# Trimming veneered panels



## Realcom (Dec 14, 2009)

Hi everyone,

After applying a veneer (1/42) to a panel, What is the best way to trim the excess? Should I use a router table and a straight blade?

Ralph


----------



## cabinetman (Jul 5, 2007)

*WELCOME TO THE FORUM*

If you're referring to the overhang, you could trim it off with a router table mounted with a flush trim bit, and running the veneer face down, substrate against the bearing. Or, if you have a flush trim bit with the bearing on the bottom, you could run the panel with the veneer face up and the substrate running against the bearing.

It could also be done with a hand held router and a flush trim bit. Or, you could file it off with a flat mill file. With the veneer face up, hold the file flat to the substrate and push the file into the veneer on the push stroke only using the edge of the file to cut the veneer. The handle of the file should be at a slight angle towards the direction of movement, so the file cuts on a forward/down stroke.


----------



## Realcom (Dec 14, 2009)

Cabinetman,
Thanks for sharing your expertise, I am very new at woodworking and this forum is a wealth of information.

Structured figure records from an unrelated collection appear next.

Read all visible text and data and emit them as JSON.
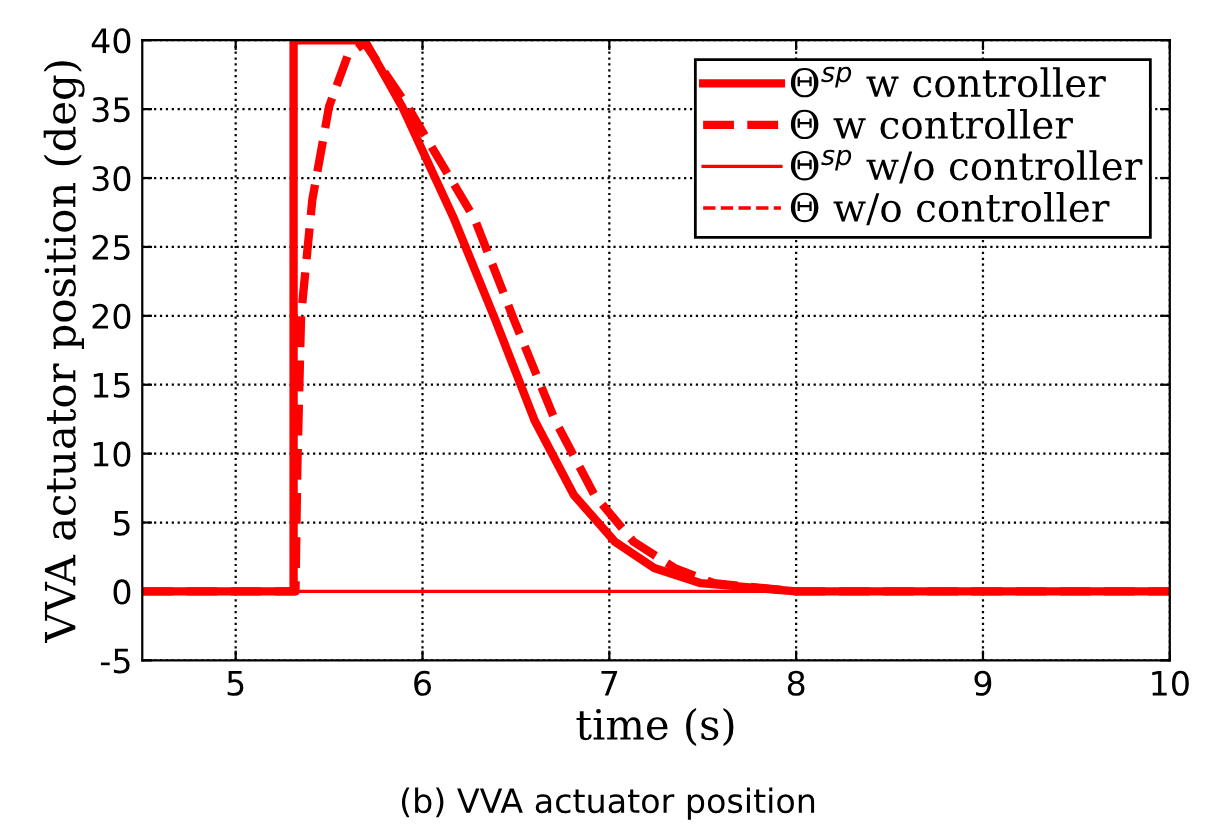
{
  "chart_data": {
    "type": "line",
    "xlabel": "time (s)",
    "ylabel": "VVA actuator position (deg)",
    "xlim": [
      4.5,
      10
    ],
    "ylim": [
      -5,
      40
    ],
    "xticks": [
      5,
      6,
      7,
      8,
      9,
      10
    ],
    "yticks": [
      -5,
      0,
      5,
      10,
      15,
      20,
      25,
      30,
      35,
      40
    ],
    "grid": true,
    "legend": "top right",
    "marker": "none",
    "annotations": [
      "(b) VVA actuator position"
    ],
    "series": [
      {
        "name": "Θ$^{sp}$ w controller",
        "color": "#ff0000",
        "line_style": "solid",
        "x": [
          4.5,
          5.31,
          5.31,
          5.69,
          5.89,
          6.17,
          6.39,
          6.6,
          6.81,
          7.03,
          7.24,
          7.49,
          8.0,
          10
        ],
        "values": [
          0,
          0,
          40,
          40,
          35.2,
          27,
          19.7,
          12.4,
          7,
          3.6,
          1.7,
          0.6,
          0,
          0
        ]
      },
      {
        "name": "Θ w controller",
        "color": "#ff0000",
        "line_style": "dashed",
        "x": [
          4.5,
          5.32,
          5.33,
          5.35,
          5.41,
          5.5,
          5.6,
          5.69,
          5.92,
          6.28,
          6.49,
          6.71,
          6.92,
          7.13,
          7.35,
          7.56,
          8.0,
          10
        ],
        "values": [
          0,
          0,
          9,
          20,
          28.4,
          35.2,
          38.9,
          39.8,
          35.2,
          27,
          19.7,
          12.4,
          7,
          3.6,
          1.7,
          0.6,
          0,
          0
        ]
      },
      {
        "name": "Θ$^{sp}$ w/o controller",
        "color": "#ff0000",
        "line_style": "solid",
        "x": [
          4.5,
          10
        ],
        "values": [
          0,
          0
        ]
      },
      {
        "name": "Θ w/o controller",
        "color": "#ff0000",
        "line_style": "dashed"
      }
    ]
  }
}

I have both of the trim bits, but have never used them. I had gathered the idea from some of my reading, but it great to have it confirmed. I will be building some boxes over the next few months and will post pictures.

Thanks again,

Ralph


----------



## Jordy3738 (Jan 12, 2009)

If you decide to use either of the above suggested methods, I would recommend practicing on a few throw away pieces first. 

Both methods, trimming with a router and removing the excess with the use of a file have different learning curves.

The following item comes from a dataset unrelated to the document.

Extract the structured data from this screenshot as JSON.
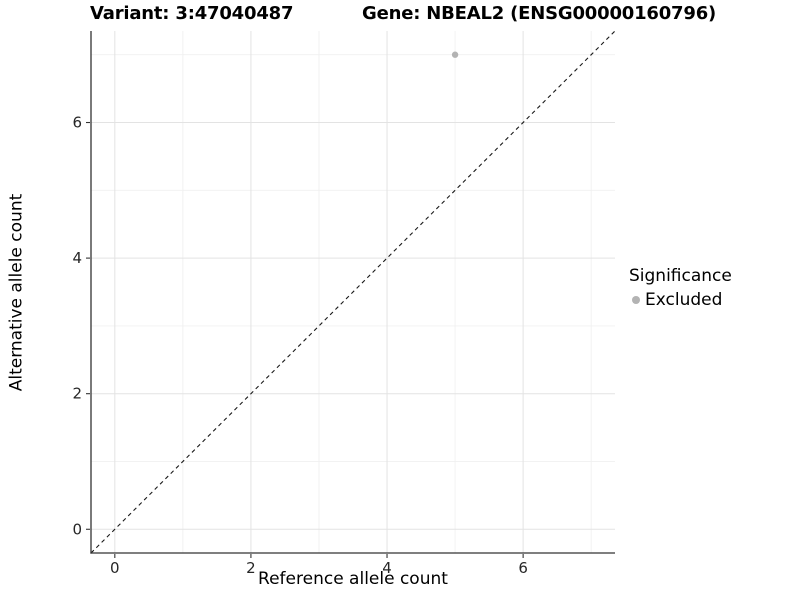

Routers have a tendency to cause the edge of the veneer to splinter sometimes.

Filing the access off can cause a large chip to break off when you get to the corner edges.


----------



## Jim Tank (Apr 28, 2009)

Veneer is so thin that you can use a router and do a climb cut (moving it so the cutter moving right to left) so that there is no tear out. When the panel is still upside down, I trim it with a razor knife so the router is only removing less than an eigth inch.


----------



## Realcom (Dec 14, 2009)

Jim,

That's a great idea to remove most of the overhang with a razor so the router only has a bare minimum to grab on to.


Jordy,

Thanks, I will definately practice before the final project.



Thanks,

Ralph


----------



## Bytestalker (May 20, 2007)

I use a veneer trimmer. Like http://www.woodcraft.com/Product/2020358/21987/Quad-Trimmer.aspx 

It works real well as long as the blades are sharp and makes it all look consistant. This one has the ability to cut both sides at once. Never had a problem with this or any tear out. Especially working with oak (seems to want to split a lot). I was getting a tour through a furniture factory and they were using them to do touch ups or any manual trimming.

Robert


----------



## Realcom (Dec 14, 2009)

Robert,

Thanks for the link. It looks great ans the price is right.:icon_smile:

Ralph


----------



## ShaneLyall (Jan 12, 2010)

I have also used a belt sander (lost bearing on trim bit with table running!,don't ask!) I wouldn't recomend it.


----------